Many years ago, when designing backup strategy for our server, we decided to take advantage of one typical aspect of FileMaker databases. Because a lot of information is repeated many times in the database, such as values from value lists, item names, etc., compressing the database can often save more than 75 % of the occupied disk space. So by using a simple bash script, we could easily keep a history of 4 times more backups than without compression.
We created a very “paranoid” backup strategy, covering all different kinds of failures we could think of, and providing the fastest possible recovery time for each of them. Our strategy looked like this:
This worked very well for a long time, until we recently decided to increase our level of security by using the encryption at rest. What we forgot to think of was the impact on compression. It took just a few days before the backup disk got full and our backup script started failing. When checking why, we discovered that our compressed backups are now four times larger than before enabling the encryption.
It’s understandable, because encrypted data should look as random as possible, but the key outcome is that with FileMaker 16 you have to choose between encryption and compression for your backups. You cannot get both without too much extra hassle and without compromising the security. Actually, the only way to effectively utilize both compression and encryption at the same time, you have to take the backup, disable the encryption at rest, compress the database, then use a 3rd-party encryption to encrypt the compressed copy, and finally securely delete the temporary unencrypted copy.

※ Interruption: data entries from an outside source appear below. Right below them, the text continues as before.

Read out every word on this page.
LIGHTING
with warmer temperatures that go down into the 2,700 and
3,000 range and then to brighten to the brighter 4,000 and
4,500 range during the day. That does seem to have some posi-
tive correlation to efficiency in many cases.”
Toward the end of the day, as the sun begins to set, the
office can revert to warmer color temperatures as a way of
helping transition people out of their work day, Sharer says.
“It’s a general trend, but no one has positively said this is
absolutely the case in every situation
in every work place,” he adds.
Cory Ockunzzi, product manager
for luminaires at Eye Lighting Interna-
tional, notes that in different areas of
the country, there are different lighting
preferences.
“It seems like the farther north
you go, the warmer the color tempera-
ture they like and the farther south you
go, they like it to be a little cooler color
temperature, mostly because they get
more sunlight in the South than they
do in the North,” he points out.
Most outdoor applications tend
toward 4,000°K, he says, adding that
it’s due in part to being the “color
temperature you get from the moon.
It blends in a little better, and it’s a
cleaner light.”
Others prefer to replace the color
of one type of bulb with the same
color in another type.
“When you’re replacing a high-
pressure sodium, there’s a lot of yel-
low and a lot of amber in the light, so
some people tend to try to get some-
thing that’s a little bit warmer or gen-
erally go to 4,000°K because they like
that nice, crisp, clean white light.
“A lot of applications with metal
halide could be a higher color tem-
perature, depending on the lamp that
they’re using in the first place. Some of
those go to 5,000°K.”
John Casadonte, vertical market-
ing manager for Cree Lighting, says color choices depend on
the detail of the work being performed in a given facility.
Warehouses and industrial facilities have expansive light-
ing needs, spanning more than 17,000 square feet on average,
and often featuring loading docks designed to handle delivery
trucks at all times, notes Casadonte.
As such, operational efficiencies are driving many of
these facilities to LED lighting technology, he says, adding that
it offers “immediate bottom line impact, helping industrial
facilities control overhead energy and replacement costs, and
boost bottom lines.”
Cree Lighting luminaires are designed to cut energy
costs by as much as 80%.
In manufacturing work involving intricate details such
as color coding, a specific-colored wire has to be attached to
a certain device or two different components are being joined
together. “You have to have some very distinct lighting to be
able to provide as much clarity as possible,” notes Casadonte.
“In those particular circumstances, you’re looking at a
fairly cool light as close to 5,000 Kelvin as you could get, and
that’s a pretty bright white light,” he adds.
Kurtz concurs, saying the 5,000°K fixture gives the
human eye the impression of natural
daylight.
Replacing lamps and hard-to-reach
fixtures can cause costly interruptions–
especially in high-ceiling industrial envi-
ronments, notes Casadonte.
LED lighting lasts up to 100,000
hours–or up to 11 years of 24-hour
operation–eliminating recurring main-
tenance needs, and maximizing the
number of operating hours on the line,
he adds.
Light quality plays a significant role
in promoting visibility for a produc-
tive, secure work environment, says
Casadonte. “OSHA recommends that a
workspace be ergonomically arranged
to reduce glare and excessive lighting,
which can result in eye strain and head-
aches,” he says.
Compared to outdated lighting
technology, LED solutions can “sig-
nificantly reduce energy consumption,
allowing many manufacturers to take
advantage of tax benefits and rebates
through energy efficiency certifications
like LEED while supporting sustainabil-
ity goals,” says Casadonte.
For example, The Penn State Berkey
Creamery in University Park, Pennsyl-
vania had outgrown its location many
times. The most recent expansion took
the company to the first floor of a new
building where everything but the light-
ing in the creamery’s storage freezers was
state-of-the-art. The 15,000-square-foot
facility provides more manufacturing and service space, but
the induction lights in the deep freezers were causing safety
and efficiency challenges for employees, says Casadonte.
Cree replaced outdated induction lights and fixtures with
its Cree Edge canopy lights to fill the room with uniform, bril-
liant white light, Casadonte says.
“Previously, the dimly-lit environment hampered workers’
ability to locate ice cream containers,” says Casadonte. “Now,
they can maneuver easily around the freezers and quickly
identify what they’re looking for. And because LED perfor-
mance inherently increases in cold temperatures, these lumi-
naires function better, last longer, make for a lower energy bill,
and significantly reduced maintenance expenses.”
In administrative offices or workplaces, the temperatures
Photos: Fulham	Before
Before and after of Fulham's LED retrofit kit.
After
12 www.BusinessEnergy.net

If you are not using encryption at rest yet, or if this is even the first time you read about it, then make sure to check FileMaker Pro Advanced Help for more info about it. Also read this short thread in the FileMaker Community forum to learn why it’s important. To enable encryption at rest for your databases, you will need FileMaker Pro Advanced. Then in the Developer Tools dialog you will see it as one of the available options.
If you would like to be able to make compressed backups which retain the encryption at rest, you are more than welcome to support this idea submitted to FileMaker.
Until then, we suggest that you only turn on the encryption at rest for the files you really need it for, if you want to use compression to save space occupied by your backups, or buy larger storage and give up the compression completely.